Item scams from shovelware devs are affecting the Valve trading communities

Update, August 1 Valve seems to have started restoring items to players caught out in a wave of rare item scams.

A series of item scams hit the Steam community earlier this week, as shovelware developers attempted to dupe trading groups attached to popular Steam games. At the time of writing, trading communities attached to Dota 2 and Team Fortress 2 have been affected, with high-profile figures attached to those groups advising users to refrain from trading altogether until Valve have issued a fix.

The issue seems to have begun with a game called Climber, a $1 dirt biking game, and initially revolved around a Dota 2 item called Dragonclaw Hook. That’s an in-game item for one of the game’s heroes, Pudge, that was only available in early 2013, and now fetches around $800 when it’s sold on the Community Market.

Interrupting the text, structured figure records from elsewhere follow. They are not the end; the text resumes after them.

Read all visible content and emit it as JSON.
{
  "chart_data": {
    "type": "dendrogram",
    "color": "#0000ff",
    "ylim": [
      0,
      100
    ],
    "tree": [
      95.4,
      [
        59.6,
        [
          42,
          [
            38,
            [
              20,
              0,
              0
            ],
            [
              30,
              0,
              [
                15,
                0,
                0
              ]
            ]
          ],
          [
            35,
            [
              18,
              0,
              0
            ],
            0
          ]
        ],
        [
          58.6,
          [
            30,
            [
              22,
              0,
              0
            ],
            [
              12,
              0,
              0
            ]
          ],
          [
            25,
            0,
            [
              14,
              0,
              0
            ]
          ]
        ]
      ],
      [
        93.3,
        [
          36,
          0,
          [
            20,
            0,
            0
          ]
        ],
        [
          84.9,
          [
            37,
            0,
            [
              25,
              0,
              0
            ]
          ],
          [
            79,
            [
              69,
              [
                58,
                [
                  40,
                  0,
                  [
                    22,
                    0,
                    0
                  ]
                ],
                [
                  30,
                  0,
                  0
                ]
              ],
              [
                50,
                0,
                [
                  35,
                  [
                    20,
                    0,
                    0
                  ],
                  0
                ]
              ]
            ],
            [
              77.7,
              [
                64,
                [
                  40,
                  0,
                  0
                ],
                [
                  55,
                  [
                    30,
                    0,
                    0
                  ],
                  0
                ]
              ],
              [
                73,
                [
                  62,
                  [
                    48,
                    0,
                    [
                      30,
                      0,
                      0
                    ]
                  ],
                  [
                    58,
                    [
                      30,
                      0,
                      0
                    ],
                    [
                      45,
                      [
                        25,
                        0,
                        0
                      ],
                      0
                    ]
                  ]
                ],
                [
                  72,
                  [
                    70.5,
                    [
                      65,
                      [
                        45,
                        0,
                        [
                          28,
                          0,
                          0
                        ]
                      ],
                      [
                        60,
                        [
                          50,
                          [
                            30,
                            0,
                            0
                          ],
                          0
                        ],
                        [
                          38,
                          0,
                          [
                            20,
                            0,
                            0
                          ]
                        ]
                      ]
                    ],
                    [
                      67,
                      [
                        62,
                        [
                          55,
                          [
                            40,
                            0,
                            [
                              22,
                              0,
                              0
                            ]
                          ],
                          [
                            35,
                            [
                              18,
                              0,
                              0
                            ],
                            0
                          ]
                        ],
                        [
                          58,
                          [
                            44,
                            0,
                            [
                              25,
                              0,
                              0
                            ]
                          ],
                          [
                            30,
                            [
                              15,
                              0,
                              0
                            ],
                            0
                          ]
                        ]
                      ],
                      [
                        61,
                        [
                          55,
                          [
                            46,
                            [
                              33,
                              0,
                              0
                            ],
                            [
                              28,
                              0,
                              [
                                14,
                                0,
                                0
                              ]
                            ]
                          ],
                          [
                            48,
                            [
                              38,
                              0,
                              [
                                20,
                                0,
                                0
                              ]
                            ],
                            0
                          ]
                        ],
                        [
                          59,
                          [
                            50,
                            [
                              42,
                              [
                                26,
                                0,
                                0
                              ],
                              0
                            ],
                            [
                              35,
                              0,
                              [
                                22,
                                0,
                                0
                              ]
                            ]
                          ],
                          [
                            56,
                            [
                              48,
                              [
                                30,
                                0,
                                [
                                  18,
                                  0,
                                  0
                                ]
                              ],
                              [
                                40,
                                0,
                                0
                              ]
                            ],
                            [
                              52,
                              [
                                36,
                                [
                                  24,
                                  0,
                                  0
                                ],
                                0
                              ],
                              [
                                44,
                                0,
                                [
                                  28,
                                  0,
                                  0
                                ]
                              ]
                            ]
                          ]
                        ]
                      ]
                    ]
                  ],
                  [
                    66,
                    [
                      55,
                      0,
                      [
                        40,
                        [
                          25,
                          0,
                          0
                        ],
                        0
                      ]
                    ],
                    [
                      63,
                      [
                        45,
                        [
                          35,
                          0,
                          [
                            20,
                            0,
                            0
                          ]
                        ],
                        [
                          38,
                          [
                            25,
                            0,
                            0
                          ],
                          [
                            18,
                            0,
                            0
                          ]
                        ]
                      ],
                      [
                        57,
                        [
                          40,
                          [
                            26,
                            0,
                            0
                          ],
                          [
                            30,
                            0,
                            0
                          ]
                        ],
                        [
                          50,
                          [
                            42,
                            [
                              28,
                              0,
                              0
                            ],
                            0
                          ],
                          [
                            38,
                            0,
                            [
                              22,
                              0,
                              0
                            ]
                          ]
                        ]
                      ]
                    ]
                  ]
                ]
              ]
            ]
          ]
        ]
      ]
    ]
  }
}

Climber’s developers appear to have crafted the fake using Valve’s assets, including the item description, in-game images, and even the Dota 2 logo and name, in order to make their version appear as realistic as possible. After players completed the trade, the fake would appear in their inventory, but not as an item for Dota 2, making it entirely useless.

Climber has since vanished from the Steam store, but it’s encouraged a significant number of copycat scams, and in theory, any legitimate game could be subject to this same issue. Dota 2 and TF2 appear to have been most affected, but CS:GO, Rocket League, and PUBG all feature in-game trading economies that could be subject to abuse of this kind.

Valve has issued a temporary fix to the issue, which will warn players if they’re about to receive an item from a game they’ve never played before. In a thread on Reddit, Valve dev Drunken_F00l also states that the company has “started requiring approval for app name changes, and have more planned to address this sort of problem. We are hopeful that having to dismiss two warning dialogues will be sufficient to make people think twice about trades containing forged items, but this is not the end of our response.” They also state that “we intend to restore/recover items for anyone who was tricked by this scam prior to the warnings being in place.” According to wickedplayer494 on Twitter, that process seems to have begun.

That said, advice from all over the relevant trading communities seems to suggest that you should pause all trading practices for now. If you absolutely have to trade, make sure to only do so between individuals you actually know. Some people have suggested that solicited trading sites should be at less risk, but in my opinion it’s probably better to be safe than sorry.

Last night, another Steam game, Abstractism, was removed from the platform after it was discovered that the game was a front for a cryptojacking and item trading scam. Last month, Valve defended its decision to allow any game onto the platform, as the company’s head of business development, Jan-Peter Ewert, told conference guests that “we aren’t the taste police.” We’ve reached out to Valve for further comment on this issue and will update this article with any new information.